Seamless Long-Tail and Big Data Access via the EarthCube Brokering
Cyberinfrastructure BALTO
Abstract
The EarthCube BALTO broker (Brokered Alignment of Long-Tail
Observations) provides streamlined access to both long-tail and big data
using Web Services through several distinct mechanisms. First, we
updated the OPeNDAP framework Hyrax, software that serves big data from
USGS, NASA, and other sources, with a BALTO extension that tags dataset
landing pages with JSON-LD encoding automatically. Therefore, the big
data made available through Hyrax are now searchable via EarthCube
GeoCODES (formerly P418) and Google Dataset Search. The BALTO broker
extension to Hyrax makes thousands of datasets easily searchable and
accessible. Second, we focused our efforts on a geodynamics use-case
aimed at advancing our understanding of continental rifting processes
through the use of an NSF mantle convection code called ASPECT. By
addressing this use-case, we implemented a web services brokering
capability in ASPECT that allows for remotely accessing datasets via a
URL defined in an ASPECT parameter file. Third, through another use-case
in ASPECT aimed at testing hypotheses involving global mantle flow, we
developed a brokering mechanism for a “plug-in” that accesses NetCDF
seismic tomography data from the NSF seismology facility IRIS, then
transforms it into the format needed by ASPECT to run global mantle flow
models constrained by seismic tomography.

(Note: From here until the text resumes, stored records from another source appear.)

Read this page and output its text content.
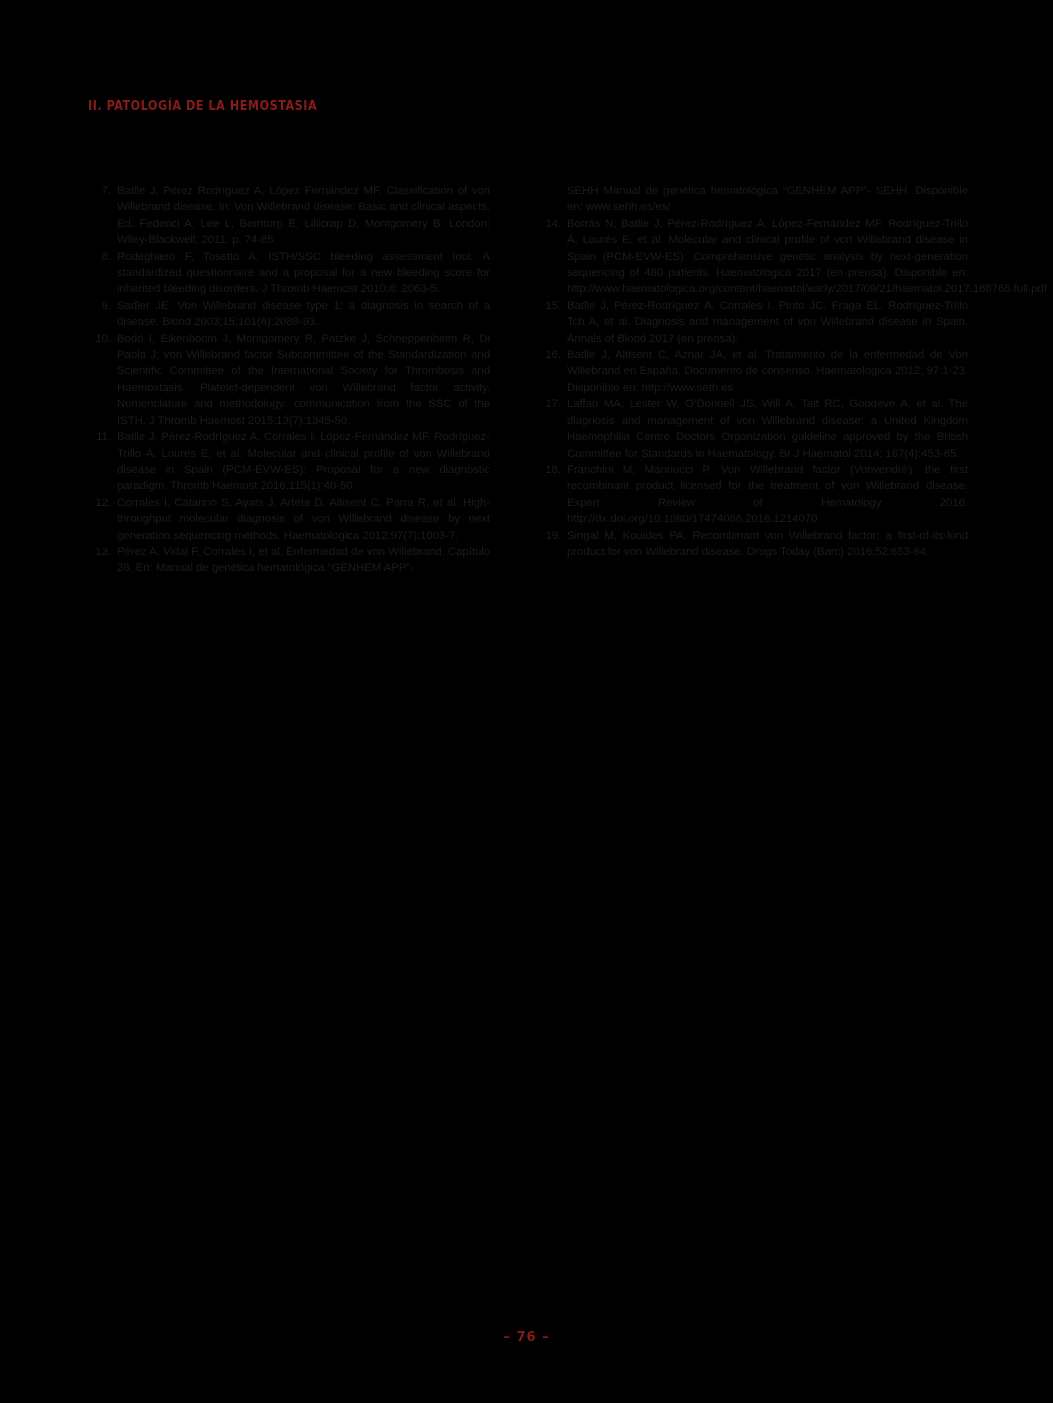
II. PATOLOGÍA DE LA HEMOSTASIA
7. Batlle J, Pérez Rodríguez A, López Fernández MF. Classification of von Willebrand disease. In: Von Willebrand disease: Basic and clinical aspects. Ed. Federici A, Lee L, Berntorp E, Lillicrap D, Montgomery B. London: Wiley-Blackwell; 2011. p. 74-85.
8. Rodeghiero F, Tosetto A. ISTH/SSC bleeding assessment tool: A standardized questionnaire and a proposal for a new bleeding score for inherited bleeding disorders. J Thromb Haemost 2010;8: 2063-5.
9. Sadler JE. Von Willebrand disease type 1: a diagnosis in search of a disease. Blood 2003;15;101(6):2089-93.
10. Bodó I, Eikenboom J, Montgomery R, Patzke J, Schneppenheim R, Di Paola J; von Willebrand factor Subcommittee of the Standardization and Scientific Committee of the International Society for Thrombosis and Haemostasis. Platelet-dependent von Willebrand factor activity. Nomenclature and methodology: communication from the SSC of the ISTH. J Thromb Haemost 2015;13(7):1345-50.
11. Batlle J, Pérez-Rodríguez A, Corrales I, López-Fernández MF, Rodríguez-Trillo Á, Lourés E, et al. Molecular and clinical profile of von Willebrand disease in Spain (PCM-EVW-ES): Proposal for a new diagnostic paradigm. Thromb Haemost 2016;115(1):40-50.
12. Corrales I, Catarino S, Ayats J, Arteta D, Altisent C, Parra R, et al. High-throughput molecular diagnosis of von Willebrand disease by next generation sequencing methods. Haematologica 2012;97(7):1003-7.
13. Pérez A, Vidal F, Corrales I, et al. Enfermedad de von Willebrand. Capítulo 28. En: Manual de genética hematológica “GENHEM APP”-
SEHH Manual de genética hematológica “GENHEM APP”- SEHH. Disponible en: www.sehh.es/es/
14. Borrás N, Batlle J, Pérez-Rodríguez A, López-Fernández MF, Rodríguez-Trillo Á, Lourés E, et al. Molecular and clinical profile of von Willebrand disease in Spain (PCM-EVW-ES): Comprehensive genetic analysis by next-generation sequencing of 480 patients. Haematologica 2017 (en prensa). Disponible en: http://www.haematologica.org/content/haematol/early/2017/09/21/haematol.2017.168765.full.pdf
15. Batlle J, Pérez-Rodríguez A, Corrales I, Pinto JC, Fraga EL, Rodríguez-Trillo Tch A, et al. Diagnosis and management of von Willebrand disease in Spain. Annals of Blood 2017 (en prensa).
16. Batlle J, Altisent C, Aznar JA, et al. Tratamiento de la enfermedad de Von Willebrand en España. Documento de consenso. Haematologica 2012; 97:1-23. Disponible en: http://www.seth.es
17. Laffan MA, Lester W, O’Donnell JS, Will A, Tait RC, Goodeve A, et al. The diagnosis and management of von Willebrand disease: a United Kingdom Haemophilia Centre Doctors Organization guideline approved by the British Committee for Standards in Haematology. Br J Haematol 2014; 167(4):453-65.
18. Franchini M, Mannucci P. Von Willebrand factor (Vonvendi®): the first recombinant product licensed for the treatment of von Willebrand disease. Expert Review of Hematology 2016. http://dx.doi.org/10.1080/17474086.2016.1214070
19. Singal M, Kouides PA. Recombinant von Willebrand factor: a first-of-its-kind product for von Willebrand disease. Drugs Today (Barc) 2016;52:653-64.
– 76 –
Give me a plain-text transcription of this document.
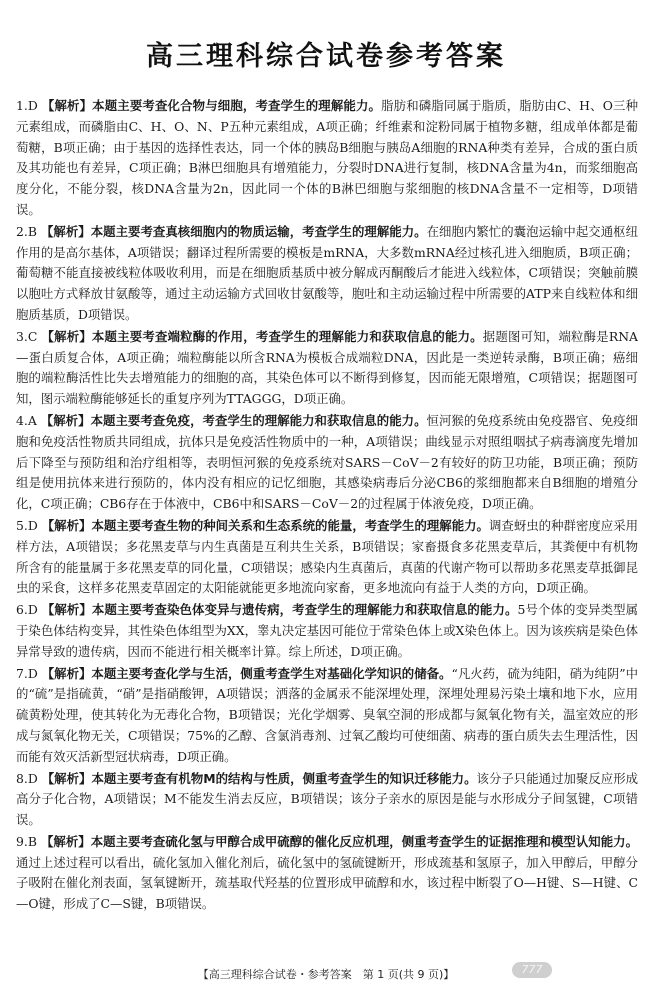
高三理科综合试卷参考答案

1.D 【解析】本题主要考查化合物与细胞，考查学生的理解能力。脂肪和磷脂同属于脂质，脂肪由C、H、O三种元素组成，而磷脂由C、H、O、N、P五种元素组成，A项正确；纤维素和淀粉同属于植物多糖，组成单体都是葡萄糖，B项正确；由于基因的选择性表达，同一个体的胰岛B细胞与胰岛A细胞的RNA种类有差异，合成的蛋白质及其功能也有差异，C项正确；B淋巴细胞具有增殖能力，分裂时DNA进行复制，核DNA含量为4n，而浆细胞高度分化，不能分裂，核DNA含量为2n，因此同一个体的B淋巴细胞与浆细胞的核DNA含量不一定相等，D项错误。

2.B 【解析】本题主要考查真核细胞内的物质运输，考查学生的理解能力。在细胞内繁忙的囊泡运输中起交通枢纽作用的是高尔基体，A项错误；翻译过程所需要的模板是mRNA，大多数mRNA经过核孔进入细胞质，B项正确；葡萄糖不能直接被线粒体吸收利用，而是在细胞质基质中被分解成丙酮酸后才能进入线粒体，C项错误；突触前膜以胞吐方式释放甘氨酸等，通过主动运输方式回收甘氨酸等，胞吐和主动运输过程中所需要的ATP来自线粒体和细胞质基质，D项错误。

3.C 【解析】本题主要考查端粒酶的作用，考查学生的理解能力和获取信息的能力。据题图可知，端粒酶是RNA—蛋白质复合体，A项正确；端粒酶能以所含RNA为模板合成端粒DNA，因此是一类逆转录酶，B项正确；癌细胞的端粒酶活性比失去增殖能力的细胞的高，其染色体可以不断得到修复，因而能无限增殖，C项错误；据题图可知，图示端粒酶能够延长的重复序列为TTAGGG，D项正确。

4.A 【解析】本题主要考查免疫，考查学生的理解能力和获取信息的能力。恒河猴的免疫系统由免疫器官、免疫细胞和免疫活性物质共同组成，抗体只是免疫活性物质中的一种，A项错误；曲线显示对照组咽拭子病毒滴度先增加后下降至与预防组和治疗组相等，表明恒河猴的免疫系统对SARS－CoV－2有较好的防卫功能，B项正确；预防组是使用抗体来进行预防的，体内没有相应的记忆细胞，其感染病毒后分泌CB6的浆细胞都来自B细胞的增殖分化，C项正确；CB6存在于体液中，CB6中和SARS－CoV－2的过程属于体液免疫，D项正确。

5.D 【解析】本题主要考查生物的种间关系和生态系统的能量，考查学生的理解能力。调查蚜虫的种群密度应采用样方法，A项错误；多花黑麦草与内生真菌是互利共生关系，B项错误；家畜摄食多花黑麦草后，其粪便中有机物所含有的能量属于多花黑麦草的同化量，C项错误；感染内生真菌后，真菌的代谢产物可以帮助多花黑麦草抵御昆虫的采食，这样多花黑麦草固定的太阳能就能更多地流向家畜，更多地流向有益于人类的方向，D项正确。

6.D 【解析】本题主要考查染色体变异与遗传病，考查学生的理解能力和获取信息的能力。5号个体的变异类型属于染色体结构变异，其性染色体组型为XX，睾丸决定基因可能位于常染色体上或X染色体上。因为该疾病是染色体异常导致的遗传病，因而不能进行相关概率计算。综上所述，D项正确。

7.D 【解析】本题主要考查化学与生活，侧重考查学生对基础化学知识的储备。“凡火药，硫为纯阳，硝为纯阴”中的“硫”是指硫黄，“硝”是指硝酸钾，A项错误；洒落的金属汞不能深埋处理，深埋处理易污染土壤和地下水，应用硫黄粉处理，使其转化为无毒化合物，B项错误；光化学烟雾、臭氧空洞的形成都与氮氧化物有关，温室效应的形成与氮氧化物无关，C项错误；75%的乙醇、含氯消毒剂、过氧乙酸均可使细菌、病毒的蛋白质失去生理活性，因而能有效灭活新型冠状病毒，D项正确。

8.D 【解析】本题主要考查有机物M的结构与性质，侧重考查学生的知识迁移能力。该分子只能通过加聚反应形成高分子化合物，A项错误；M不能发生消去反应，B项错误；该分子亲水的原因是能与水形成分子间氢键，C项错误。

9.B 【解析】本题主要考查硫化氢与甲醇合成甲硫醇的催化反应机理，侧重考查学生的证据推理和模型认知能力。通过上述过程可以看出，硫化氢加入催化剂后，硫化氢中的氢硫键断开，形成巯基和氢原子，加入甲醇后，甲醇分子吸附在催化剂表面，氢氧键断开，巯基取代羟基的位置形成甲硫醇和水，该过程中断裂了O—H键、S—H键、C—O键，形成了C—S键，B项错误。

【高三理科综合试卷・参考答案　第 1 页(共 9 页)】	777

Fourth, we demonstrate methods
to allow any scientist or citizen scientist to make their in-situ IoT
based sensor data collection efforts available to the world. Finally, we
are developing a Jupyter Notebook with a GUI that allows for users to
search Hyrax servers for big datasets and long-tail data. These
cyberinfrastructure developments comprise the entire EarthCube BALTO
brokering capabilities.